Une tempête fait rage. Au travers d’un épais voile de neige, nous distinguons la silhouette d’un homme bossu qui peine grandement à se tenir sur ses jambes tant le vent souffle avec véhémence. Dans sa main, on devine une hache, bien que nul rayon ne nous en dessine les détails de son éclat. Le dense tapis blanc qu’il s’efforce de parcourir, sans cesse nourri par la chute uniforme de quelques milliards de flocons, fait de l’homme le vieillard qu’il n’est pas.

François – Diable ! Me voilà dans de beaux draps ! Cela fait déjà longtemps que j’ai quitté la maison et il serait pure folie que d’envisager de faire demi-tour maintenant. Il me faut trouver refuge au plus vite…

Il poursuit sur une centaine de mètres vers le col de la montagne puis s’arrête pour scruter les environs à la recherche de quelque signe salvateur. Là, une bourrasque anormalement violente vient lui frapper le visage et le déséquilibre, si bien qu’il tombe en arrière et roule sur plusieurs mètres tandis que chaque révolution de son corps éreinté fracasse la hotte en osier dissimulée sous sa cape, d’où bientôt s’échappent les bûches amassées plus tôt ce jour. Lorsqu’il parvient à freiner sa glissade, il s’assied, soulage son dos de l’armature rendue inutilisable puis contemple avec désespoir le produit de son labeur dégringoler vers la vallée où il vient d’œuvrer des heures durant.

François – Et bien, même si je m’en tire, c’est les mains vides que je reviendrai parmi les miens. Nul trésor à ramener, nul récit à rapporter, si ce n’est celui de la misère que le froid se plaît à réduire au silence, l’éternel conte de la flamme qui vacille puis meurt d’avoir trop ardemment consumé, trop fervemment aspiré.
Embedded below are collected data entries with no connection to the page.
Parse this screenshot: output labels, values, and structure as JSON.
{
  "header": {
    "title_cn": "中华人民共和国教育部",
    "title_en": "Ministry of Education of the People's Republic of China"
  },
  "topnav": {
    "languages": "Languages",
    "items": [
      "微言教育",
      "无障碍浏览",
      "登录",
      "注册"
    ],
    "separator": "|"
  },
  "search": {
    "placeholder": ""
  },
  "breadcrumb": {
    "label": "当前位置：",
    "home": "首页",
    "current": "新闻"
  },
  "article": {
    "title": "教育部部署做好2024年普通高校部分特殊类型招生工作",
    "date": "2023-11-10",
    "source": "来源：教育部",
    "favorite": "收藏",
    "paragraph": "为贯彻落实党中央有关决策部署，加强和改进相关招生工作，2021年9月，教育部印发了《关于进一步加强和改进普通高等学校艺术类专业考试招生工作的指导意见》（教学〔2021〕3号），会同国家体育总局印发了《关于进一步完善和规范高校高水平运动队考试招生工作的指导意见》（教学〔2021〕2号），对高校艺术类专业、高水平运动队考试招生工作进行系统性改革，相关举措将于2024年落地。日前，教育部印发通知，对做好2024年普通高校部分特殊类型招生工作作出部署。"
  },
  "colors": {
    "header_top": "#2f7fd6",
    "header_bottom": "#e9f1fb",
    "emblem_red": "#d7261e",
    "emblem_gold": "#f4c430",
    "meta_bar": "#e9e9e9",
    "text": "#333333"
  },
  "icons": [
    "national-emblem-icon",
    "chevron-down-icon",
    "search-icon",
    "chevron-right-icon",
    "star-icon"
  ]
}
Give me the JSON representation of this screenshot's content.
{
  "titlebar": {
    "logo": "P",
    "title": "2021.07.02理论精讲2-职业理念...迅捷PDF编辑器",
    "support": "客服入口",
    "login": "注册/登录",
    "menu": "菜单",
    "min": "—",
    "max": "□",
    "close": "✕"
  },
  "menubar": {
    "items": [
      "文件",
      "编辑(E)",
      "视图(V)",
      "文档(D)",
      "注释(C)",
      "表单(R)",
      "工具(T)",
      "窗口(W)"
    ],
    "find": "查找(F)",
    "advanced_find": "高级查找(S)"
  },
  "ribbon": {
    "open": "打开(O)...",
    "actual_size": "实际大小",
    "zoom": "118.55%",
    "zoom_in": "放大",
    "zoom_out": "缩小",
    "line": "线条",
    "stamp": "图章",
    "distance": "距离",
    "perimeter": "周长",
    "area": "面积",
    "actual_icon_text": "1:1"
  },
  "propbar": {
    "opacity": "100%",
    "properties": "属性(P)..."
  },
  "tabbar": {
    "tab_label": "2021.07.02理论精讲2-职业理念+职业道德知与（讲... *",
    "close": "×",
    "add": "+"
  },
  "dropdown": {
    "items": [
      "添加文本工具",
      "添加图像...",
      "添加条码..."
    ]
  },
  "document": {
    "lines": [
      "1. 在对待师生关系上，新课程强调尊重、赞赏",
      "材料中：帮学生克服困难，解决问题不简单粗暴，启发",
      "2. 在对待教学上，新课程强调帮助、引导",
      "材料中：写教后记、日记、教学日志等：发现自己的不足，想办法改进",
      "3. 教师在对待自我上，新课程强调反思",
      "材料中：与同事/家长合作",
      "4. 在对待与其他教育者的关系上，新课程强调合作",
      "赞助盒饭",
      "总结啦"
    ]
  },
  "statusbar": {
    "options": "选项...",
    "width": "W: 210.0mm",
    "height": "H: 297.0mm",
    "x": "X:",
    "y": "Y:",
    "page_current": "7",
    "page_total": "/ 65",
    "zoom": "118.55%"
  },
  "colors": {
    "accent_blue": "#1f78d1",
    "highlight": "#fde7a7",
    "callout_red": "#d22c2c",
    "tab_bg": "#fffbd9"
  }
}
Une seconde bourrasque se distingue de par sa violence et rase le sommet du col, épargnant cette fois l’homme qui se recroqueville par précaution. Un bruit terrible résonne. Lorsqu’il relève la tête et ouvre les yeux, il constate qu’à une cinquantaine de mètres de lui, un bosquet entier de conifères vient de céder sous le poids du vent, révélant ainsi la forme singulière d’un amas rocheux. L’homme s’y dirige alors tant bien que mal puis réalise petit à petit que l’agencement des pierres est trop mathématique pour être étranger à la main de l’Homme. Enfin, parvenu à quelques pas de l’édifice, il distingue ce qui s’apparente à une porte en bois massif et n’y voyant pas de poignée, il utilise le peu de forces qui lui restent pour l’enfoncer de l’épaule. Celle-ci s’effondre droit sur le sol et François avec elle. Abasourdi par le choc, il gît sur la porte et à mesure que ses sens lui reviennent, il perçoit d’abord un claquement de dents puis réalise que cela provient d’un coin de la pièce plongé dans les ténèbres.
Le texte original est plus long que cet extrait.